Notes for April 21 class: Various topics

 Overview of what we discussed in class In class we talked through how to connect with IMU from within HTML, and we looked at three examples (more on that below). Then we had a discussion about two link IK. Here is the source code for my two link IK function. Note that it assumes you have already implemented a function `dot()` to perform an inner product between two length-three vectors. ``` /* Usage: The shoulder is assumed to be at the origin [0,0,0]. a is the length of the forearm. b is the length of the lower arm. C is the [x,y,z] location of the wrist. D starts out as an [x,y,z] "hint location" for the elbow, and is overwritten by the exact location of the elbow. */ function ik(a, b, C, D) { var cc = dot(C,C), x = (1 + (a*a - b*b)/cc) / 2, y = dot(C,D)/cc; for (var i = 0 ; i < 3 ; i++) D[i] -= y * C[i]; y = Math.sqrt(Math.max(0,a*a - cc*x*x) / dot(D,D)); for (var i = 0 ; i < 3 ; i++) D[i] = x * C[i] + y * D[i]; } ``` We also had a discussion about Lance Williams' ingenious texture anti-aliasing algorithm Mip Mapping, which he first published in 1983, and which you are still using in your computer and SmartPhone GPUs today. At the end of the class, we showed Karl Simms' 1990 seminal computer animated short Panspermia.

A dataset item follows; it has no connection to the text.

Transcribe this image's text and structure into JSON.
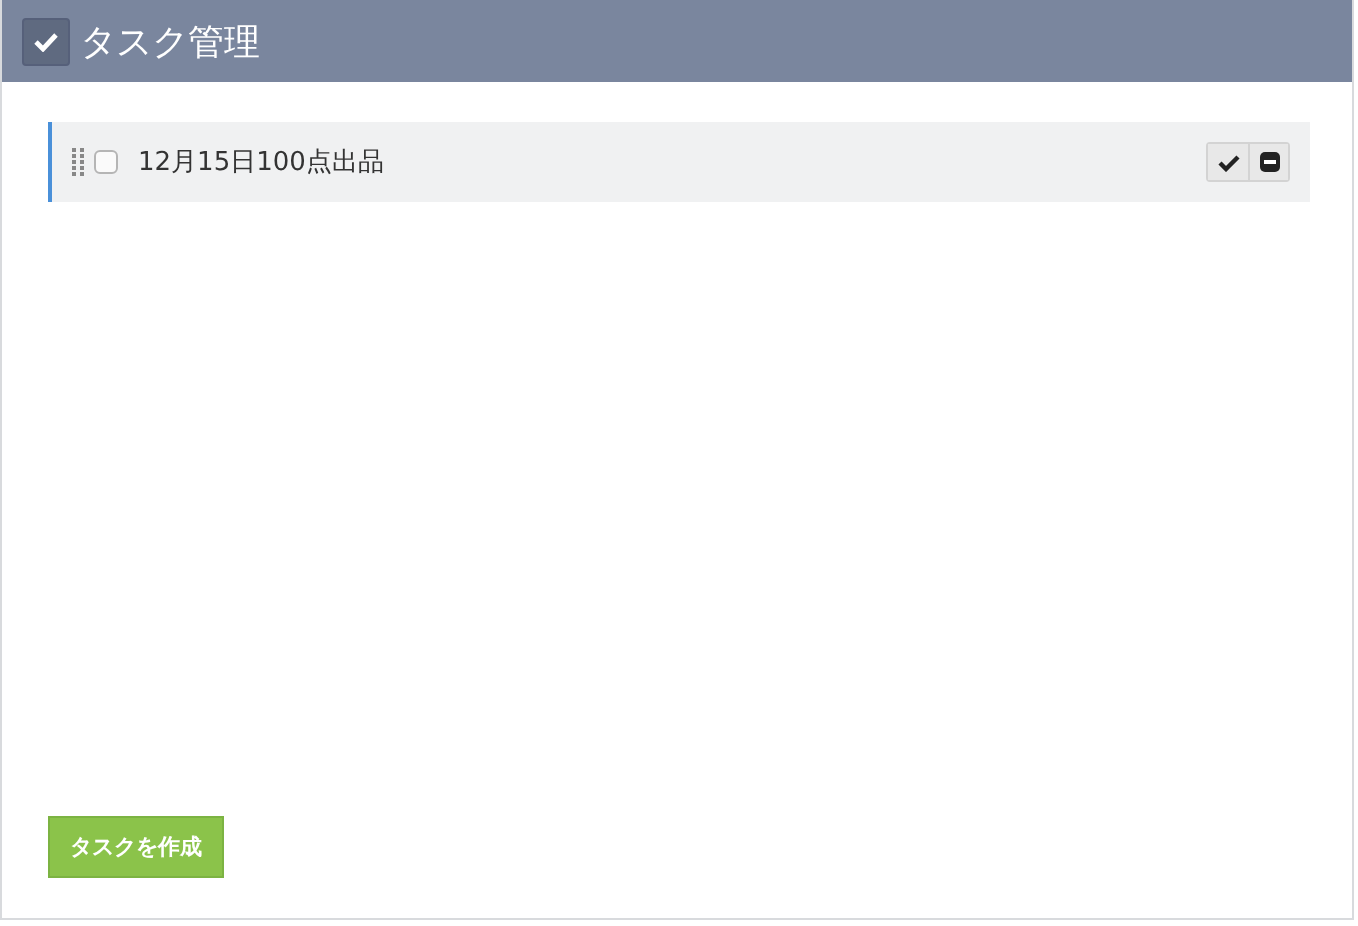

 Your computer as a web server for textures and virtual reality In order to see your textures while running on your own computer, you need to run a server. To do that, you just need to go to the folder where you have an index.html file containing your graphics homework, and run the following from the command line: `python -m SimpleHTTPServer` In order to be able to run the above command, you will need to install python, which you can do by following the instructions at: `https://www.python.org` Once your server process is running, then you will be able to see your textures, because Chrome will think it is getting the info from a server, not from local files. Now you are ready to see your homework example with textures, using your own computer as a server, by typing the following into Chrome's address line: `http://localhost:8000` The ":8000" specifies the server port. 8000 is the default port number for the Python server. As long as you got this far, you can also use your server to run VR on your SmartPhone, using your computer as a server, the way I did it in class. To do that, you need to open Chrome on your SmartPhone and type the following into the address line: `http://:8000` In the above, you need to replace by your computer's actual IP address. On a MacBook you can find that under the Apple logo on the top-left of your screen, in the System Preferences → Network dropdown. Or you can use the following little shell command in a terminal window (which I wrote just for this purpose): `ifconfig | grep broadcast | sed 's/.*inet //' | sed 's/ .*//'` Now you can use your SmartPhone's IMU to compute direction and tilt, like I showed in class. The examples we looked at in class, which make use of that capability, are in imucode.zip. Remember that you need to be in the `imucode/` directory when you start the Python server. Note that the version of `CT_Modeler.js` in the `imucode/` directory is the most up to date version. In particular, it will handle stereo viewing properly.